HC Deb 22 June 2004 vol 422 cc1401-2W
Mr. Simmonds

To ask the Secretary of State for Education and Skills what estimate his Department has made of the number of university graduates making repayments of nine per cent. of gross income over £10,000 to the Student Loans Company Limited in each year since 2001. [179445]

Alan Johnson

In general, repayments of income-contingent loans are collected through the tax system. Repayments are notified to the Student Loans Company (SLC) after the end of the tax year, after which time has to be allowed for SLC to reconcile the repayments notified with their records. There will therefore be some borrowers who have repaid their accounts in financial years 2001–02 and 2002–03, but this will not have been reported yet. Therefore data for those years understates the true number of borrowers making repayments. However, latest information from the SLC shows the following:

Thousands
Tax year Number of income-contingent

loan borrowers making

repayments1

2000–01 10.4
2001–02(provisional)2 33.2
2002–03 (Provisional)2 114.1
1 Data exclude those borrowers making voluntary or early repayments.

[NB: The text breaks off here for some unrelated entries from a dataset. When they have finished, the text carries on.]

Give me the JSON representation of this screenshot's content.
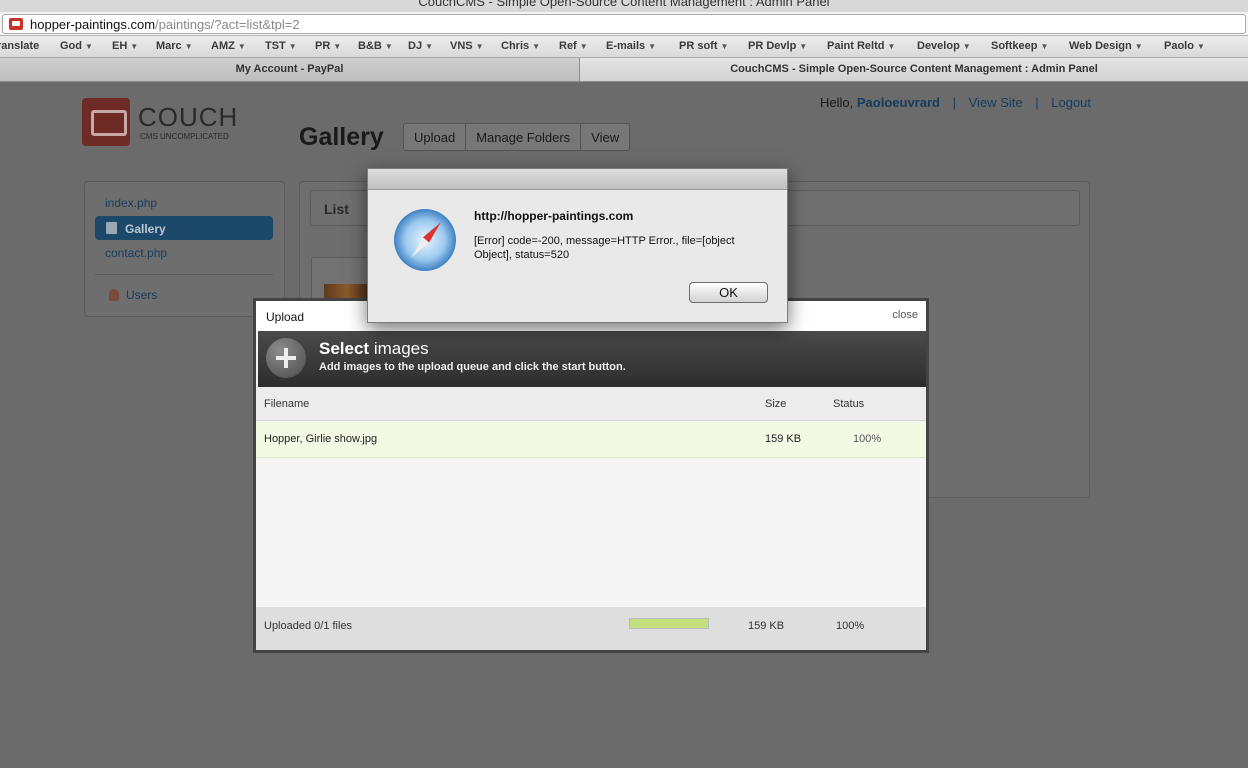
{
  "browser": {
    "title": "CouchCMS - Simple Open-Source Content Management : Admin Panel",
    "url_host": "hopper-paintings.com",
    "url_path": "/paintings/?act=list&tpl=2",
    "bookmarks": [
      "ranslate",
      "God",
      "EH",
      "Marc",
      "AMZ",
      "TST",
      "PR",
      "B&B",
      "DJ",
      "VNS",
      "Chris",
      "Ref",
      "E-mails",
      "PR soft",
      "PR Devlp",
      "Paint Reltd",
      "Develop",
      "Softkeep",
      "Web Design",
      "Paolo"
    ],
    "tabs": [
      "My Account - PayPal",
      "CouchCMS - Simple Open-Source Content Management : Admin Panel"
    ]
  },
  "header": {
    "logo_word": "COUCH",
    "logo_sub": "CMS UNCOMPLICATED",
    "hello": "Hello,",
    "username": "Paoloeuvrard",
    "view_site": "View Site",
    "logout": "Logout",
    "separator": "|"
  },
  "page": {
    "title": "Gallery",
    "tabs": [
      "Upload",
      "Manage Folders",
      "View"
    ]
  },
  "sidebar": {
    "items": [
      "index.php",
      "Gallery",
      "contact.php"
    ],
    "users": "Users"
  },
  "main": {
    "list_title": "List"
  },
  "upload": {
    "title": "Upload",
    "close": "close",
    "heading_prefix": "Select",
    "heading_rest": " images",
    "description": "Add images to the upload queue and click the start button.",
    "columns": {
      "filename": "Filename",
      "size": "Size",
      "status": "Status"
    },
    "files": [
      {
        "name": "Hopper, Girlie show.jpg",
        "size": "159 KB",
        "status": "100%"
      }
    ],
    "footer": {
      "summary": "Uploaded 0/1 files",
      "size": "159 KB",
      "status": "100%",
      "progress": 1.0
    }
  },
  "alert": {
    "source": "http://hopper-paintings.com",
    "message": "[Error]  code=-200, message=HTTP Error., file=[object Object], status=520",
    "ok": "OK"
  }
}
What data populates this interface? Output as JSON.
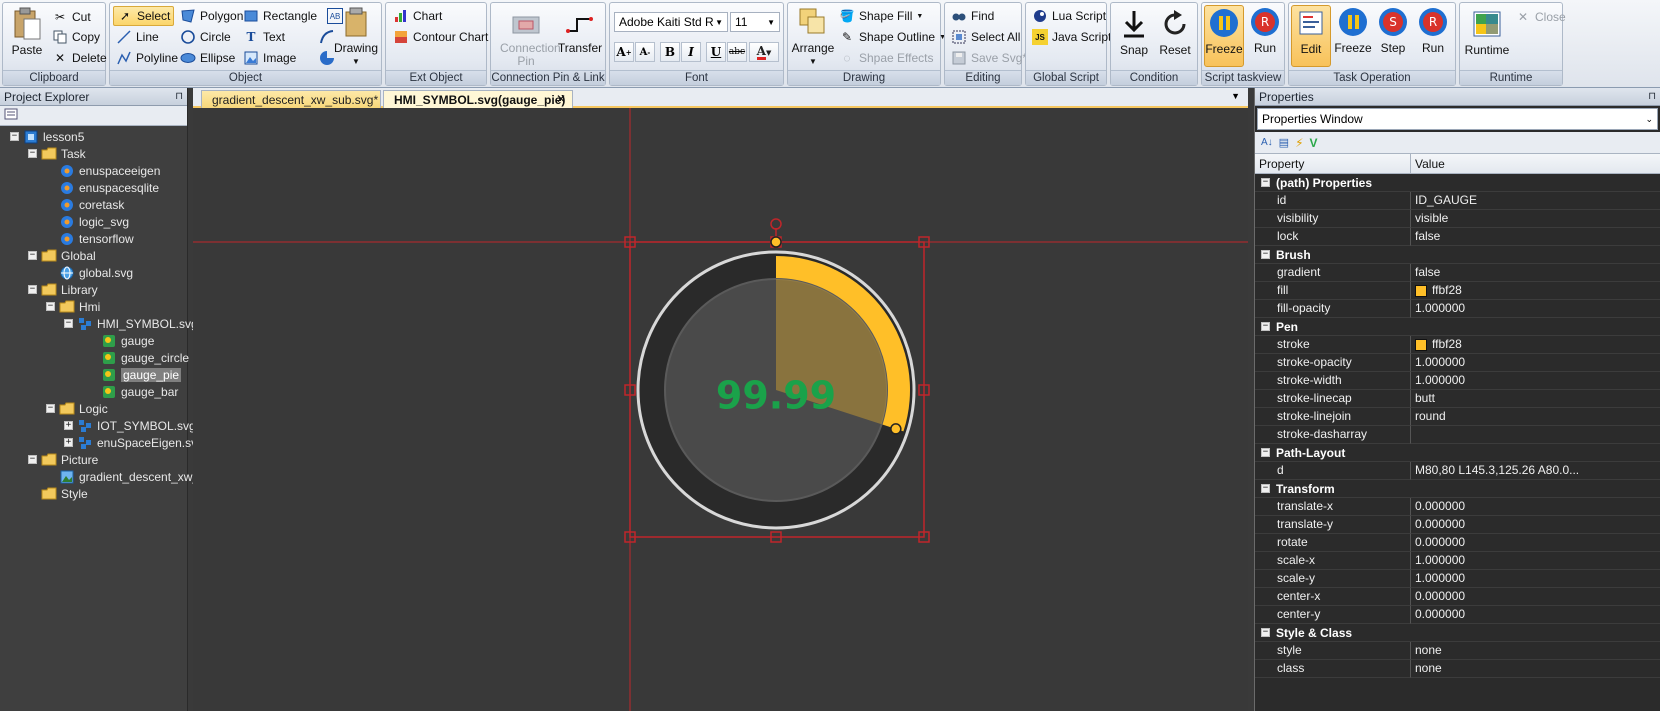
{
  "ribbon": {
    "clipboard": {
      "label": "Clipboard",
      "paste": "Paste",
      "cut": "Cut",
      "copy": "Copy",
      "delete": "Delete"
    },
    "object": {
      "label": "Object",
      "select": "Select",
      "line": "Line",
      "polyline": "Polyline",
      "polygon": "Polygon",
      "circle": "Circle",
      "ellipse": "Ellipse",
      "rectangle": "Rectangle",
      "text": "Text",
      "image": "Image",
      "drawing": "Drawing"
    },
    "ext_object": {
      "label": "Ext Object",
      "chart": "Chart",
      "contour_chart": "Contour Chart"
    },
    "connection": {
      "label": "Connection Pin & Link",
      "pin": "Connection Pin",
      "transfer": "Transfer"
    },
    "font": {
      "label": "Font",
      "family": "Adobe Kaiti Std R",
      "size": "11"
    },
    "drawing": {
      "label": "Drawing",
      "arrange": "Arrange",
      "shape_fill": "Shape Fill",
      "shape_outline": "Shape Outline",
      "shape_effects": "Shpae Effects"
    },
    "editing": {
      "label": "Editing",
      "find": "Find",
      "select_all": "Select All",
      "save_svg": "Save Svg*"
    },
    "global_script": {
      "label": "Global Script",
      "lua": "Lua Script",
      "java": "Java Script"
    },
    "condition": {
      "label": "Condition",
      "snap": "Snap",
      "reset": "Reset"
    },
    "script_taskview": {
      "label": "Script taskview",
      "freeze": "Freeze",
      "run": "Run"
    },
    "task_operation": {
      "label": "Task Operation",
      "edit": "Edit",
      "freeze": "Freeze",
      "step": "Step",
      "run": "Run"
    },
    "runtime": {
      "label": "Runtime",
      "runtime": "Runtime",
      "close": "Close"
    }
  },
  "project_explorer": {
    "title": "Project Explorer",
    "items": [
      {
        "label": "lesson5",
        "level": 0,
        "icon": "project-icon",
        "exp": "−"
      },
      {
        "label": "Task",
        "level": 1,
        "icon": "folder-icon",
        "exp": "−"
      },
      {
        "label": "enuspaceeigen",
        "level": 2,
        "icon": "task-gear-icon"
      },
      {
        "label": "enuspacesqlite",
        "level": 2,
        "icon": "task-gear-icon"
      },
      {
        "label": "coretask",
        "level": 2,
        "icon": "task-gear-icon"
      },
      {
        "label": "logic_svg",
        "level": 2,
        "icon": "task-gear-icon"
      },
      {
        "label": "tensorflow",
        "level": 2,
        "icon": "task-gear-icon"
      },
      {
        "label": "Global",
        "level": 1,
        "icon": "folder-icon",
        "exp": "−"
      },
      {
        "label": "global.svg",
        "level": 2,
        "icon": "globe-icon"
      },
      {
        "label": "Library",
        "level": 1,
        "icon": "folder-icon",
        "exp": "−"
      },
      {
        "label": "Hmi",
        "level": 2,
        "icon": "folder-icon",
        "exp": "−"
      },
      {
        "label": "HMI_SYMBOL.svg",
        "level": 3,
        "icon": "symbol-file-icon",
        "exp": "−"
      },
      {
        "label": "gauge",
        "level": 4,
        "icon": "symbol-icon"
      },
      {
        "label": "gauge_circle",
        "level": 4,
        "icon": "symbol-icon"
      },
      {
        "label": "gauge_pie",
        "level": 4,
        "icon": "symbol-icon",
        "selected": true
      },
      {
        "label": "gauge_bar",
        "level": 4,
        "icon": "symbol-icon"
      },
      {
        "label": "Logic",
        "level": 2,
        "icon": "folder-icon",
        "exp": "−"
      },
      {
        "label": "IOT_SYMBOL.svg",
        "level": 3,
        "icon": "symbol-file-icon",
        "exp": "+"
      },
      {
        "label": "enuSpaceEigen.svg",
        "level": 3,
        "icon": "symbol-file-icon",
        "exp": "+"
      },
      {
        "label": "Picture",
        "level": 1,
        "icon": "folder-icon",
        "exp": "−"
      },
      {
        "label": "gradient_descent_xw_s",
        "level": 2,
        "icon": "picture-icon"
      },
      {
        "label": "Style",
        "level": 1,
        "icon": "folder-icon"
      }
    ]
  },
  "tabs": [
    {
      "label": "gradient_descent_xw_sub.svg*",
      "active": false
    },
    {
      "label": "HMI_SYMBOL.svg(gauge_pie)",
      "active": true
    }
  ],
  "gauge": {
    "value_text": "99.99",
    "percent": 0.3,
    "color": "#ffbf28",
    "text_color": "#1aa24a"
  },
  "properties": {
    "title": "Properties",
    "selector": "Properties Window",
    "col_property": "Property",
    "col_value": "Value",
    "sections": [
      {
        "name": "(path) Properties",
        "rows": [
          {
            "key": "id",
            "value": "ID_GAUGE"
          },
          {
            "key": "visibility",
            "value": "visible"
          },
          {
            "key": "lock",
            "value": "false"
          }
        ]
      },
      {
        "name": "Brush",
        "rows": [
          {
            "key": "gradient",
            "value": "false"
          },
          {
            "key": "fill",
            "value": "ffbf28",
            "swatch": "#ffbf28"
          },
          {
            "key": "fill-opacity",
            "value": "1.000000"
          }
        ]
      },
      {
        "name": "Pen",
        "rows": [
          {
            "key": "stroke",
            "value": "ffbf28",
            "swatch": "#ffbf28"
          },
          {
            "key": "stroke-opacity",
            "value": "1.000000"
          },
          {
            "key": "stroke-width",
            "value": "1.000000"
          },
          {
            "key": "stroke-linecap",
            "value": "butt"
          },
          {
            "key": "stroke-linejoin",
            "value": "round"
          },
          {
            "key": "stroke-dasharray",
            "value": ""
          }
        ]
      },
      {
        "name": "Path-Layout",
        "rows": [
          {
            "key": "d",
            "value": "M80,80 L145.3,125.26 A80.0..."
          }
        ]
      },
      {
        "name": "Transform",
        "rows": [
          {
            "key": "translate-x",
            "value": "0.000000"
          },
          {
            "key": "translate-y",
            "value": "0.000000"
          },
          {
            "key": "rotate",
            "value": "0.000000"
          },
          {
            "key": "scale-x",
            "value": "1.000000"
          },
          {
            "key": "scale-y",
            "value": "1.000000"
          },
          {
            "key": "center-x",
            "value": "0.000000"
          },
          {
            "key": "center-y",
            "value": "0.000000"
          }
        ]
      },
      {
        "name": "Style & Class",
        "rows": [
          {
            "key": "style",
            "value": "none"
          },
          {
            "key": "class",
            "value": "none"
          }
        ]
      }
    ]
  }
}
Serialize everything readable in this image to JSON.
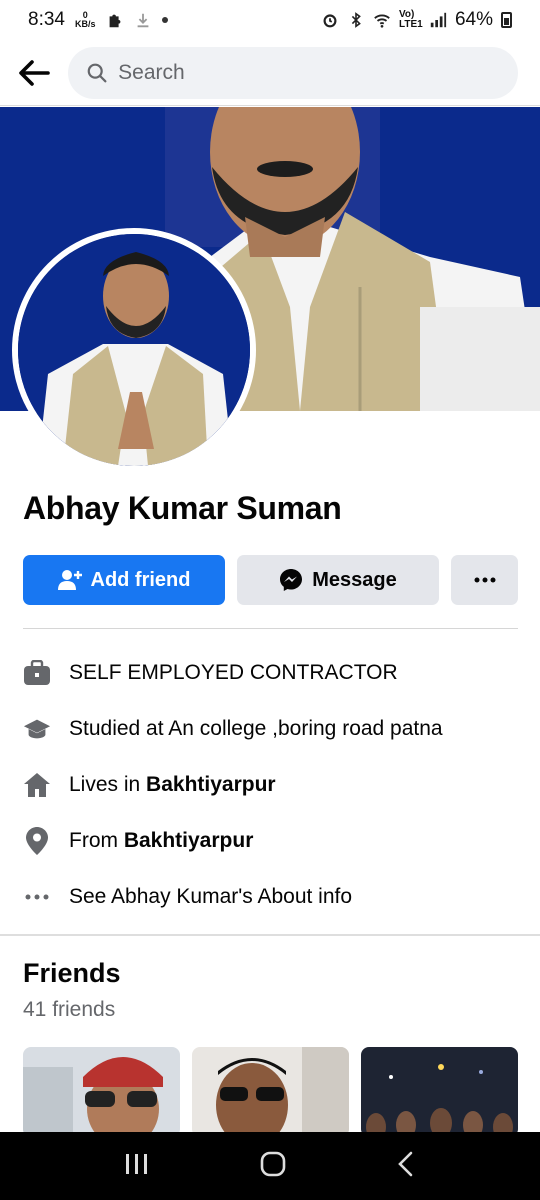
{
  "status": {
    "time": "8:34",
    "kbs_value": "0",
    "kbs_unit": "KB/s",
    "network": "Vo) LTE1",
    "battery": "64%"
  },
  "search": {
    "placeholder": "Search"
  },
  "profile": {
    "name": "Abhay Kumar Suman"
  },
  "actions": {
    "add_friend": "Add friend",
    "message": "Message"
  },
  "about": {
    "work": "SELF EMPLOYED CONTRACTOR",
    "education": "Studied at An college ,boring road patna",
    "lives_prefix": "Lives in ",
    "lives_place": "Bakhtiyarpur",
    "from_prefix": "From ",
    "from_place": "Bakhtiyarpur",
    "see_about": "See Abhay Kumar's About info"
  },
  "friends": {
    "title": "Friends",
    "count": "41 friends"
  },
  "colors": {
    "accent": "#1877f2",
    "cover_bg": "#0b2a8c",
    "secondary_btn": "#e4e6eb",
    "muted_text": "#65676b"
  },
  "icons": {
    "back": "arrow-left-icon",
    "search": "search-icon",
    "add_friend": "person-plus-icon",
    "message": "messenger-icon",
    "more": "more-dots-icon",
    "work": "briefcase-icon",
    "education": "graduation-cap-icon",
    "lives": "home-icon",
    "from": "location-pin-icon",
    "about": "more-dots-icon"
  }
}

2 Data are marked provisional to reflect the retrospective nature of the reporting of repayments through the Inland Revenue.

Source:

The Student Loans Company (SLC)

Borrowers enter repayment status, i.e. are due to make repayments on their loans, in the April after graduating or otherwise leaving their course. No repayments are deducted from income-contingent borrowers with income below £10,000 per year. Borrowers with income-contingent loans can also make voluntary repayments, either in the form of prepayments before they enter repayment status, or ad-hoc repayments to accelerate their repayments after entering repayment status. These repayments are made directly by the borrower to the SLC. The table shows the number of UK income-contingent loan borrowers who have entered repayment status by tax year. It excludes those who have made early or voluntary repayments.